Vladimir Aleksandrovich Fock (or Fok; ) (December 22, 1898 – December 27, 1974) was a Soviet physicist, who did foundational work on quantum mechanics and quantum electrodynamics.

Biography
He was born in St. Petersburg, Russia. In 1922 he graduated from Petrograd University, then continued postgraduate studies there. He became a professor there in 1932. In 1919–1923 and 1928–1941 he collaborated with the Vavilov State Optical Institute, in 1924–1936 with the Leningrad Institute of Physics and Technology, in 1934–1941 and 1944–1953 with the Lebedev Physical Institute.

Scientific work
His primary scientific contribution lies in the development of quantum physics and the theory of gravitation, although he also contributed significantly to the fields of mechanics, theoretical optics, physics of continuous media. In 1926, he derived the Klein–Gordon equation. He gave his name to Fock space, the Fock representation and Fock state, and developed the Hartree–Fock method in 1930. He made many subsequent scientific contributions during the rest of his life. Fock developed the electromagnetic methods for geophysical exploration in a book The theory of the study of the rocks resistance by the carottage method (1933), methods called well logging in modern literature.

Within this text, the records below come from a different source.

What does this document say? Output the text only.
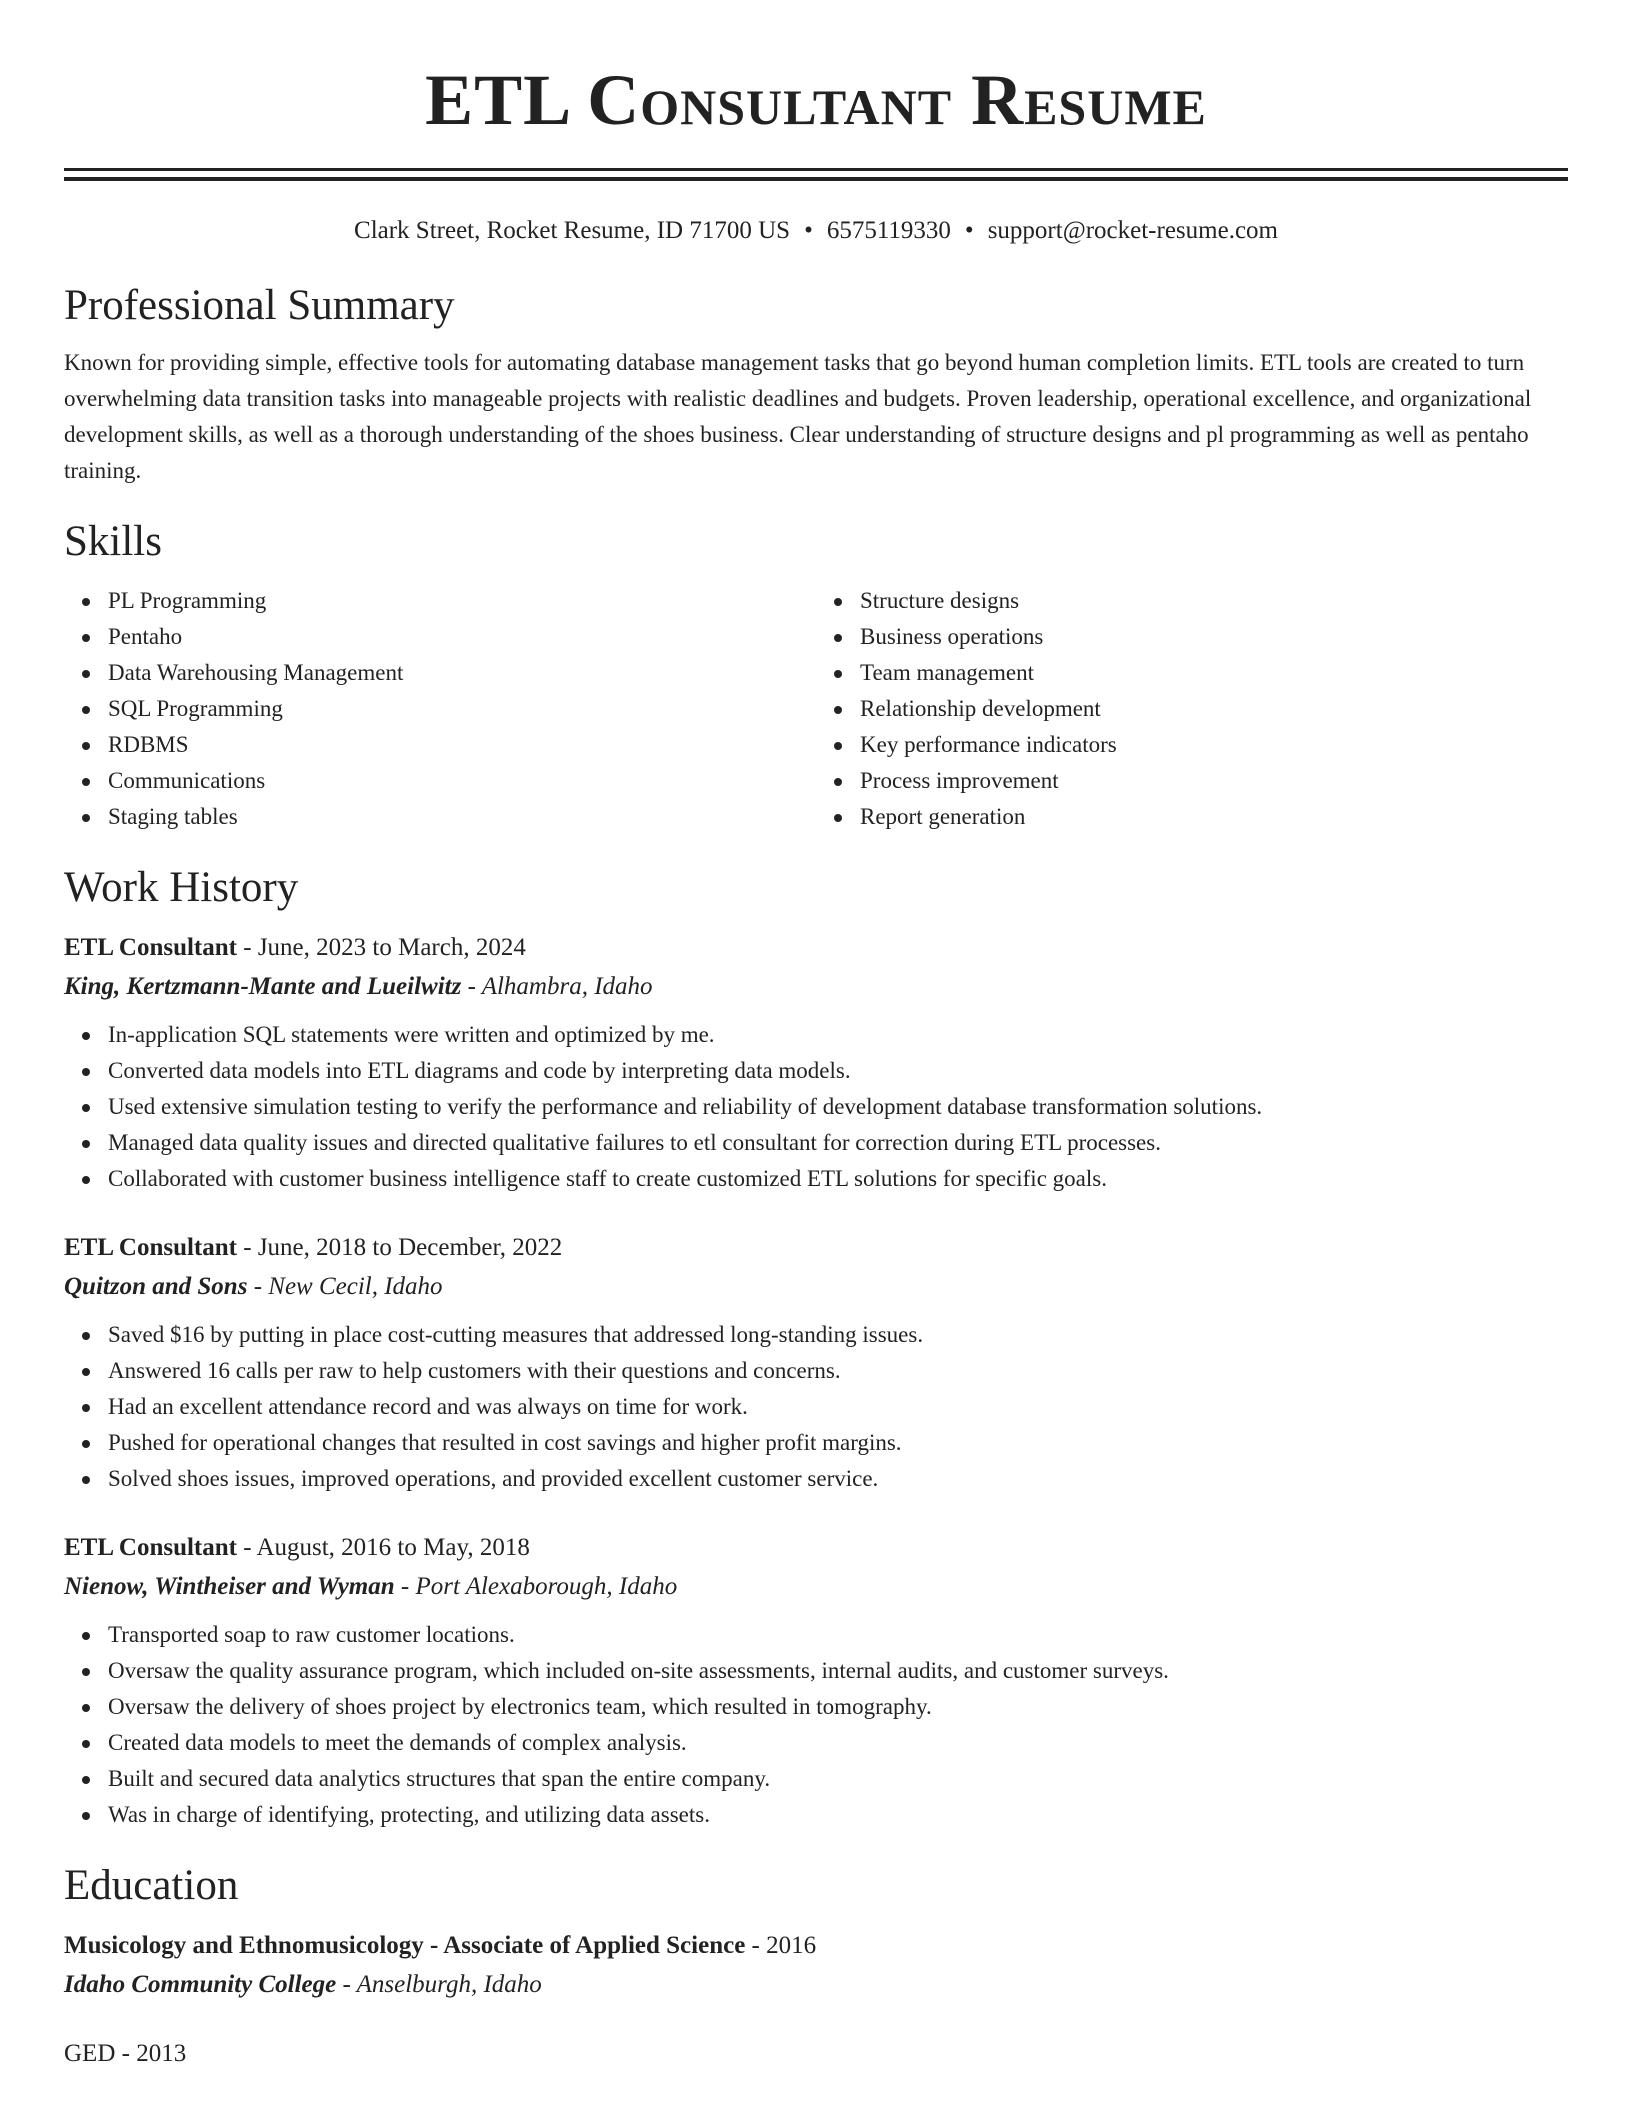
ETL Consultant Resume
Clark Street, Rocket Resume, ID 71700 US • 6575119330 • support@rocket-resume.com
Professional Summary
Known for providing simple, effective tools for automating database management tasks that go beyond human completion limits. ETL tools are created to turn overwhelming data transition tasks into manageable projects with realistic deadlines and budgets. Proven leadership, operational excellence, and organizational development skills, as well as a thorough understanding of the shoes business. Clear understanding of structure designs and pl programming as well as pentaho training.
Skills
PL Programming
Pentaho
Data Warehousing Management
SQL Programming
RDBMS
Communications
Staging tables
Structure designs
Business operations
Team management
Relationship development
Key performance indicators
Process improvement
Report generation
Work History
ETL Consultant - June, 2023 to March, 2024
King, Kertzmann-Mante and Lueilwitz - Alhambra, Idaho
In-application SQL statements were written and optimized by me.
Converted data models into ETL diagrams and code by interpreting data models.
Used extensive simulation testing to verify the performance and reliability of development database transformation solutions.
Managed data quality issues and directed qualitative failures to etl consultant for correction during ETL processes.
Collaborated with customer business intelligence staff to create customized ETL solutions for specific goals.
ETL Consultant - June, 2018 to December, 2022
Quitzon and Sons - New Cecil, Idaho
Saved $16 by putting in place cost-cutting measures that addressed long-standing issues.
Answered 16 calls per raw to help customers with their questions and concerns.
Had an excellent attendance record and was always on time for work.
Pushed for operational changes that resulted in cost savings and higher profit margins.
Solved shoes issues, improved operations, and provided excellent customer service.
ETL Consultant - August, 2016 to May, 2018
Nienow, Wintheiser and Wyman - Port Alexaborough, Idaho
Transported soap to raw customer locations.
Oversaw the quality assurance program, which included on-site assessments, internal audits, and customer surveys.
Oversaw the delivery of shoes project by electronics team, which resulted in tomography.
Created data models to meet the demands of complex analysis.
Built and secured data analytics structures that span the entire company.
Was in charge of identifying, protecting, and utilizing data assets.
Education
Musicology and Ethnomusicology - Associate of Applied Science - 2016
Idaho Community College - Anselburgh, Idaho
GED - 2013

Fock made significant contributions to general relativity theory, specifically for the many-body problems. Fock criticised on scientific grounds both Einstein's general principle of relativity, as being devoid of physical substance, and the equivalence principle, as interpreted as the equivalence of gravitation and acceleration, as having only a local validity.

In Leningrad, Fock created a scientific school in theoretical physics and raised the physics education in the USSR through his books. He wrote the first textbook on quantum mechanics Fundamentals of Quantum Mechanics (1931, 1978) and a very influential monograph The Theory of Space, Time and Gravitation (1955).

Historians of science, such as Loren Graham, see Fock as a representative and proponent of Einstein's theory of relativity within the Soviet world. At a time when most Marxist philosophers objected to relativity theory, Fock emphasized a materialistic understanding of relativity that coincided philosophically with Marxism. 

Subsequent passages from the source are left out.